Was sind eigent­lich res­sour­cen­ef­fi­zi­en­te und nach­hal­ti­ge Ver­pa­ckun­gen? Um über genau die­ses The­ma zu dis­ku­tie­ren, setz­te die IHK Ver­tre­ter ver­schie­dens­ter Bran­chen an einen Tisch. Dar­un­ter neben Land­pack u.a. Ver­tre­ter von Tech­no­lo­gie-Kon­zer­nen, Lebens­mit­tel­un­ter­neh­men, der Abfall­wirt­schaft, Pro­dukt­de­si­gner für nach­hal­ti­ge Ver­pa­ckun­gen sowie For­scher und Bera­ter im Bereich Bio­kunst­stof­fe. Grund­la­ge des Work­shops sind vor allem die neu­en, ambi­tio­nier­ten Geset­zes­vor­la­gen auf Bun­des- sowie EU-Ebe­ne, die Her­stel­ler, Händ­ler und Ver­brau­cher vor neue Her­aus­for­de­run­gen stellen. 

Es fand ein reger Aus­tausch zwi­schen den Teil­neh­mern statt — ver­schie­dens­te Per­spek­ti­ven tra­fen auf­ein­an­der.
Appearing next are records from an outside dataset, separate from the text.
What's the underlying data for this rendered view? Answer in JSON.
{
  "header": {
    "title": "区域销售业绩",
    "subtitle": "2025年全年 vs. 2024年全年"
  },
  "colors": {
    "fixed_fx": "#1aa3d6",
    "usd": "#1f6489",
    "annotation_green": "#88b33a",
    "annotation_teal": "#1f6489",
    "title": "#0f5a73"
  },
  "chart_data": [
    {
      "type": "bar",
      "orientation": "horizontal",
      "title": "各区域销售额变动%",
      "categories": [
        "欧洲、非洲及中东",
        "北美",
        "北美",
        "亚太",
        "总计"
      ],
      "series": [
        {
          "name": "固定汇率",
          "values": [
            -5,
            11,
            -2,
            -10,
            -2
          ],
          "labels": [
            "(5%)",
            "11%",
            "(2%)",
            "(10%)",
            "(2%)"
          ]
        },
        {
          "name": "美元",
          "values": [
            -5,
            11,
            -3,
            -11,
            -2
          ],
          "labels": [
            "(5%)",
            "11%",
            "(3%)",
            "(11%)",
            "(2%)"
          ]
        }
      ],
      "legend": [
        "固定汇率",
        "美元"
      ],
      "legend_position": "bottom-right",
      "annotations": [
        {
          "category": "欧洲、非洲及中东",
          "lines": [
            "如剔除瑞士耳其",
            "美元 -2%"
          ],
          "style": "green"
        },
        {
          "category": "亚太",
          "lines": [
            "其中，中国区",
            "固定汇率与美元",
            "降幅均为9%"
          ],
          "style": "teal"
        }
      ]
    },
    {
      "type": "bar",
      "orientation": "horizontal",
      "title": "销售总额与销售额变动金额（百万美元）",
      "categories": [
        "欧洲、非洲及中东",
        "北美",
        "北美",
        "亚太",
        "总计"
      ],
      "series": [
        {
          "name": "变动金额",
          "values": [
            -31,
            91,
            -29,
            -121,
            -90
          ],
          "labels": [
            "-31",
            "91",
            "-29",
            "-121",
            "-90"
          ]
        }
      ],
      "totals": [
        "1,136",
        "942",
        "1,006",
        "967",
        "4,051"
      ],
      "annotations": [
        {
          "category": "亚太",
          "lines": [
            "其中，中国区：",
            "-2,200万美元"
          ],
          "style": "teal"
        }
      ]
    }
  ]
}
Beson­ders inter­es­sant gestal­te­te sich die Fra­ge: Was ist eine wirk­lich nach­hal­ti­ge Ver­pa­ckungs­lö­sung, wenn tat­säch­lich der Pro­dukt­kreis­lauf von Roh­stoff, Pri­mär­ener­gie­be­darf der Pro­duk­ti­on bis hin zur Ent­sor­gung betrach­tet wird? 

Am Ende waren sich alle Teil­neh­mer einig: Mehr Trans­pa­renz, Dis­kus­si­on und Auf­klä­rung in den ver­schie­de­nen Berei­chen ist not­wen­dig, um als Händ­ler und Her­stel­ler die rich­ti­gen Ent­schei­dun­gen für nach­hal­ti­ge Ver­pa­ckun­gen tref­fen zu können.

 

Geset­zes­vor­ha­ben kurz & knapp: 

EU Cir­cu­lar Eco­no­my Packa­ge: Ver­rin­ge­rung Depo­nie­rung (max. 5% Sied­lungs­ab­fäl­le bis 2030), Redu­zie­rung Lebens­mit­tel­ab­fäl­le, höhe­re Recy­cling­quo­ten für Sied­lungs­ab­fäl­le, neue Berech­nun­gen für Recyclingquoten.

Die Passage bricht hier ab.